Representantes da empresa Hyundai estão percorrendo todas as entidades assistenciais de Piracicaba, no nosso caso passaram o dia 11 de agosto conosco, acompanhando as nossas atividades. Mostramos o nosso trabalho e eles nos mostraram o que a empresa faz. Acredito que tanto nós como eles saímos muito emocionados, participamos juntos dos trabalhos realizados nesse dia.
A senhora acredita que dessa visita resulte alguma parceria entre a Apaspi e a Hyundai?
Acredito que sim, embora não exista nenhum protocolo de intenções.
A Apaspi recebe apoio de alguma grande empresa ou indústria?
Não recebemos nenhum apoio dessa natureza.
A Apaspi segue alguma crença religiosa?
Não temos vínculos com nenhuma religião.
Como os seus familiares vêm a sua dedicação á entidade?
A minha família participa ativamente de todos os eventos que são realizados lá, eles me apóiam muito.
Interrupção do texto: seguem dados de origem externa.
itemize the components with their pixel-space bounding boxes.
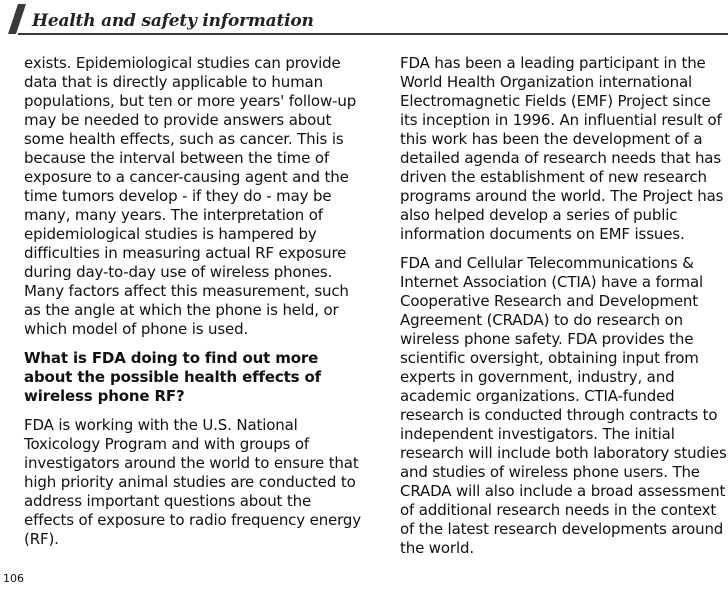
paragraph: FDA and Cellular Telecommunications & Internet Association (CTIA) have a formal Cooperative Research and Development Agreement (CRADA) to do research on wireless phone safety. FDA provides the scientific oversight, obtaining input from experts in government, industry, and academic organizations. CTIA-funded research is conducted through contracts to independent investigators. The initial research will include both laboratory studies and studies of wireless phone users. The CRADA will also include a broad assessment of additional research needs in the context of the latest research developments around the world. xyxy=(400,254,727,557)
right-column xyxy=(400,54,728,568)
section-title: Health and safety information xyxy=(32,11,314,31)
page-number: 106 xyxy=(3,572,24,585)
paragraph: exists. Epidemiological studies can provide data that is directly applicable to human populations, but ten or more years' follow-up may be needed to provide answers about some health effects, such as cancer. This is because the interval between the time of exposure to a cancer-causing agent and the time tumors develop - if they do - may be many, many years. The interpretation of epidemiological studies is hampered by difficulties in measuring actual RF exposure during day-to-day use of wireless phones. Many factors affect this measurement, such as the angle at which the phone is held, or which model of phone is used. xyxy=(24,54,357,338)
paragraph: FDA has been a leading participant in the World Health Organization international Electromagnetic Fields (EMF) Project since its inception in 1996. An influential result of this work has been the development of a detailed agenda of research needs that has driven the establishment of new research programs around the world. The Project has also helped develop a series of public information documents on EMF issues. xyxy=(400,54,724,243)
paragraph: FDA is working with the U.S. National Toxicology Program and with groups of investigators around the world to ensure that high priority animal studies are conducted to address important questions about the effects of exposure to radio frequency energy (RF). xyxy=(24,416,361,548)
left-column xyxy=(24,54,364,559)
section-heading: What is FDA doing to find out more about the possible health effects of wireless phone RF? xyxy=(24,349,322,405)
page-header xyxy=(0,0,728,38)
Na ultima segunda feira realizamos uma passeata com os deficientes pelo centro da cidade, saímos do Mercado Municipal e fomos até a praça central, o objetivo foi de sensibilizar as demais pessoas de que os deficientes podem participar ativamente da sociedade, a inclusão do deficiente é muito importante. Na terça feira a noite, no Shopping Piracicaba, foi realizado um desfile de modas só com modelos portadores de deficiência.
Qual é a visão do mundo do deficiente auditivo?
Eles não se entregam, estão sempre felizes. Digo que sempre que vou á Apaspi recarrego minhas baterias! Cada rostinho está sempre feliz, eles nos transmitem segurança, nos apóiam!
Há vagas para voluntários?
Estou recebendo de braços abertos. Os únicos pré-requisitos é ter vontade e gostar de exercer o voluntariado. Temos grande necessidade de voluntários que atuem voltados para a área de informática, estamos montando uma sala, mas ainda não temos professores. Aqueles que queiram fazer doações de equipamentos de informática, mesmo que sejam usados, estamos aceitando. Contamos com um gabinete dentário, porém atualmente estamos sem dentista, os profissionais que desejarem ser voluntários serão muito bem recebidos. Realizamos a Feira da Economia no Teatro São José que é cedido graciosamente.
É longa a durabilidade de um aparelho de audição?
A vida útil de um aparelho sofre variações conforme a faixa etária, geralmente crianças tendem a se descuidarem mais do que adultos.